Roughnecks work on an oil rig in this early 1980s photo from the Casper Star-Tribune archives. Casper built its North Platte sewer line in 1980 anticipating the boom would continue and the city would see ongoing growth. That didn’t pan out, and now the pipe is dangerously under-capacity.

Everyone uses the toilet. And in the 1970s, Casper was expecting a lot more toilets.

Casper was booming as an Arab oil embargo drove up domestic prices. The city grew roughly 20 percent between 1970 and 1980.

The city built a new sewer pipeline in 1980, expecting the population to continue skyrocketing.

“It’s the main line and quite a large line,” explained City Manager V.H. McDonald.

But Casper had only 51,000 residents at the time, and when the nine-mile North Platte Sanitary Sewer opened in 1983, the Oil City’s population was slowly starting to deflate. Just three years later oil prices had fallen by more than half from the start of the decade.

Simply put, there were fewer people left to fill up the city’s new sewer pipe transporting wastewater from west Casper to the water treatment plant.

That posed a problem.

With less water being treated and sent through the pipe, the sewage took longer to flush through the system.

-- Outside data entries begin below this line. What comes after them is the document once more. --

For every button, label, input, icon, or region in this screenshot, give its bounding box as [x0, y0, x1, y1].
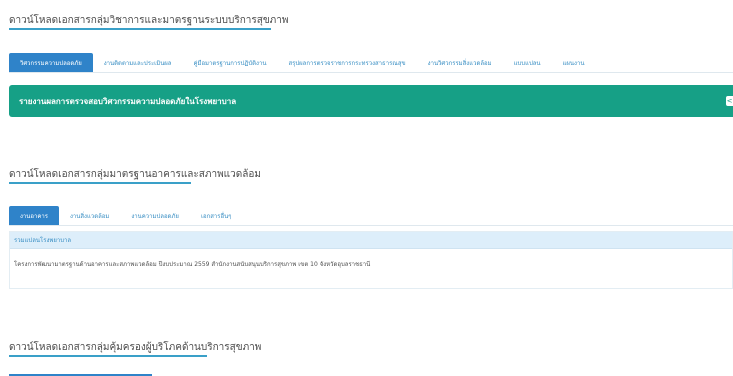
collapse-toggle-icon[interactable]: <	[726, 96, 733, 106]
tab-monitoring-evaluation[interactable]: งานติดตามและประเมินผล	[93, 53, 183, 72]
tabbar-building-environment: งานอาคาร งานสิ่งแวดล้อม งานความปลอดภัย เ…	[9, 206, 733, 226]
tab-inspection-summary[interactable]: สรุปผลการตรวจราชการกระทรวงสาธารณสุข	[277, 53, 416, 72]
tab-other-documents[interactable]: เอกสารอื่นๆ	[190, 206, 242, 225]
tab-buildings[interactable]: งานอาคาร	[9, 206, 59, 225]
tab-safety[interactable]: งานความปลอดภัย	[120, 206, 190, 225]
tabbar-academic-standards: วิศวกรรมความปลอดภัย งานติดตามและประเมินผ…	[9, 53, 733, 73]
tab-environmental-engineering[interactable]: งานวิศวกรรมสิ่งแวดล้อม	[417, 53, 503, 72]
document-link[interactable]: โครงการพัฒนามาตรฐานด้านอาคารและสภาพแวดล้…	[14, 261, 370, 268]
documents-panel: รวมแปลนโรงพยาบาล โครงการพัฒนามาตรฐานด้าน…	[9, 231, 733, 289]
tab-practice-manual[interactable]: คู่มือมาตรฐานการปฏิบัติงาน	[182, 53, 277, 72]
panel-header-hospital-plans: รวมแปลนโรงพยาบาล	[10, 232, 732, 249]
tab-plans[interactable]: แผนงาน	[552, 53, 596, 72]
document-row: โครงการพัฒนามาตรฐานด้านอาคารและสภาพแวดล้…	[10, 249, 732, 269]
tab-environment[interactable]: งานสิ่งแวดล้อม	[59, 206, 120, 225]
tab-floor-plans[interactable]: แบบแปลน	[503, 53, 552, 72]
safety-report-banner-text: รายงานผลการตรวจสอบวิศวกรรมความปลอดภัยในโ…	[19, 96, 237, 106]
section-title-underline	[9, 355, 207, 357]
section-title-underline	[9, 28, 271, 30]
section-title-underline	[9, 182, 191, 184]
tab-safety-engineering[interactable]: วิศวกรรมความปลอดภัย	[9, 53, 93, 72]
safety-report-banner[interactable]: รายงานผลการตรวจสอบวิศวกรรมความปลอดภัยในโ…	[9, 85, 733, 117]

The longer it stayed in the pipe, the more hydrogen sulfide built up.

Hydrogen sulfide naturally occurs in both crude petroleum and the human gut. For Casper, as crude petroleum production tapered off, it was the chemical’s production in the guts of residents that became an issue.

The chemical is a colorless, poisonous gas that smells like rotten eggs and, most problematic for Casper’s sewage system, causes concrete pipes to corrode.

Given that Casper’s population didn’t even break 50,000 again until the new millennium, the North Platte pipe has remained below capacity for over 30 years.

“There’s not enough flow in that pipe,” said Casper public utilities manager Bruce Martin. “The longer that (sewage) is in there, the more likely it is to create hydrogen sulfide.”

Since the late 1980s, the city has flushed clean groundwater into the pipe during summer months, when warmer water helps dissipate the corrosive chemical, Martin said.

For a period in the early 1990s, the city pumped lye into the water, which lowered its acidity and helped with the corrosion problem. But like other acids, lye can cause severe chemical burns, and Martin said its use was discontinued out of safety concerns.

After an assessment of the pipe was conducted four years ago, the city began to realize the urgency of solving the corrosion problem, Martin said.

Last year, the city enlisted local contractor CH2M Hill to build a new facility attached to the pipe that will dispense iron chloride to address the corrosion.

But the facility was engineered to higher standards than necessary, and public services director Andrew Beamer was back before Casper City Council in early December to amend the plans.

“(This is about whether) we’re building a little brick house or a shed to store the equipment,” mayor Daniel Sandoval offered.

Scaling down the plans to build the shed rather than the house will cost roughly $33,500 more in engineering costs but save $100,000 to $150,000 in construction costs, Beamer said.

The total cost of the project is $162,800.

Beamer said building the facility was the most affordable way to take care of the corrosion.

“If we didn’t put this treatment system in place, we would have to be replacing, over time, portions of the sewer,” Beamer said.

Sandoval pointed out that there was a low-tech solution to the hydrogen sulfide problem.

“There were discussions of just venting it,” Sandoval said. “How would you like that smelling up your neighborhood?”

The change to the corrosion prevention facility was unanimously approved. Council member Kenyne Humphrey said the new plan showed city government at its best.

“This is focused on city services, but it’s not sexy,” Humphrey said. “This is what we’re doing. This is what doesn’t make it to the paper.”